Tuesday, March 15, 2011

Northerly Winds Bode Ill for Tokyo?

The above surface weather map of Asia shows that an area of low pressure has formed offshore to the East of the island of Japan overnight.  Tokyo is roughly located at the tip of the red arrow, and the damaged Fukushima nuclear reactor site is roughly located at the tip of the purple arrow.

Winds blow in a counter-clockwise direction around an area of low pressure (in the Northern Hemisphere anyway).  This means that a Northwesterly to Northerly wind will be in place over the Tokyo region for the next 12 hours or so (see the latest forecast for Tokyo here).  Unfortunately, this could lead to higher levels of radation entering the city from the damaged reactor to the North.

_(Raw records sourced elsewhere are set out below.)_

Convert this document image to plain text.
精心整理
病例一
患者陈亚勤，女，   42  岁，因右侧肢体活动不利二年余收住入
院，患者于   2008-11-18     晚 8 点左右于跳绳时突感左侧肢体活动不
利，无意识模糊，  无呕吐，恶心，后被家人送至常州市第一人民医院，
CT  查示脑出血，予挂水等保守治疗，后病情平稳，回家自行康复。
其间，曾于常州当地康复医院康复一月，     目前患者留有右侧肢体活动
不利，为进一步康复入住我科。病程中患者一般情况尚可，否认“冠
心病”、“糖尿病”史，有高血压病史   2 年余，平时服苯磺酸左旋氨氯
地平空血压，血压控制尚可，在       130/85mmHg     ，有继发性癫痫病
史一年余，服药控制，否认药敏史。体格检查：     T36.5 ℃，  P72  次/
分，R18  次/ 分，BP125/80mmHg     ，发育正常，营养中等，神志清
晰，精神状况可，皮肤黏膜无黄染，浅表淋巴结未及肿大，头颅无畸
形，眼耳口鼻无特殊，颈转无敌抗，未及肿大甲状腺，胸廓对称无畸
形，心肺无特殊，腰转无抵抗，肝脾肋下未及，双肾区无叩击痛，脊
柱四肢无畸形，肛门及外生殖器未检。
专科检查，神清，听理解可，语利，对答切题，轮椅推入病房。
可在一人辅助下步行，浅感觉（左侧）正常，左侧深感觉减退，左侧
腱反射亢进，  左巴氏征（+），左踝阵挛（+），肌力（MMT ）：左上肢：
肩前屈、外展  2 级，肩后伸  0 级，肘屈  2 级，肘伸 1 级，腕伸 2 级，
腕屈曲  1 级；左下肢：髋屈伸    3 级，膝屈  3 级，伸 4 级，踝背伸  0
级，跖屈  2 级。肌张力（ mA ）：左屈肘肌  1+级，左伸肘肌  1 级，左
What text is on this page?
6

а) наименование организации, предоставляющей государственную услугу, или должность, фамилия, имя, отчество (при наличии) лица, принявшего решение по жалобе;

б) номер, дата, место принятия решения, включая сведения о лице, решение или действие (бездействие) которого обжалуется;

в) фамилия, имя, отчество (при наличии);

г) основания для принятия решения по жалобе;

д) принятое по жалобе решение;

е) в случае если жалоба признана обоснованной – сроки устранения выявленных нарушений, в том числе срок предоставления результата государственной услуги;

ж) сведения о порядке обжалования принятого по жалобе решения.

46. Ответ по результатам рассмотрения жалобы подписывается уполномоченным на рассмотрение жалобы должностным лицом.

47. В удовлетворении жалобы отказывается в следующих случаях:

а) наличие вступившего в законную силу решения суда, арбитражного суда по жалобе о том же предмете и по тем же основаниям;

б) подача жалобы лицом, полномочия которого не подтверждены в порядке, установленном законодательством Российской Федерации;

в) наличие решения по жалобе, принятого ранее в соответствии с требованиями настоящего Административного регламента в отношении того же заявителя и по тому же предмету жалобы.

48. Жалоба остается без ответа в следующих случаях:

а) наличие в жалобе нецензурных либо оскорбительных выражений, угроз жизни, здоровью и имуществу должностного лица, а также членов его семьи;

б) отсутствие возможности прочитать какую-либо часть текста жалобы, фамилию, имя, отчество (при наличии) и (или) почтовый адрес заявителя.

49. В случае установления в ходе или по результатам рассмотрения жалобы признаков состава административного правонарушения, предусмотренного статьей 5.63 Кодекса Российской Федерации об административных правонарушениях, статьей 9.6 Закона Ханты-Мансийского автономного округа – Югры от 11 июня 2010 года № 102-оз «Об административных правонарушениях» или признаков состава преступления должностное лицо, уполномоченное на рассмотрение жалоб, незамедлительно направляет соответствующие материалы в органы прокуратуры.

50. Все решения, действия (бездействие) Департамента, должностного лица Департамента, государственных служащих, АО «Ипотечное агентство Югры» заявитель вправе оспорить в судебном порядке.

Officials are working diligently to try and contain/stop the leak, but as you can imagine this is a very delicate operation.

Our thoughts & prayers certainly remain with the people suffering in Japan, and with those who are risking their lives to contain the reactor leak.


Anonymous said...

Thank you frederick.phillips @ charter dot net from Riverside, California. I took a physical geography class and remembered the same about wind pressures and cyclone anti-cyclone pressures. Wind direction comes from air pressure which balances across the Earth.

Anonymous said...

Oops! type error. Thanks Rob in Texas from frederick.phillips@charter.net

Rob In Texas said...

No problem, Frederick. Much has been reported recently about 'the cloud' being carried by winds toward the Western U.S. Coast. While this is generally true, the radiation levels diminish significantly during the journey across the Pacific, yielding very little, if any, impact on the U.S.

To me the greater concern is the threat to the food supply, which I know is being closely monitored (or at least we're being promised that).

Our thoughts and prayers certainly remain with the people of Japan, as I fear this is only the beginning of what will be a long, tough recovery.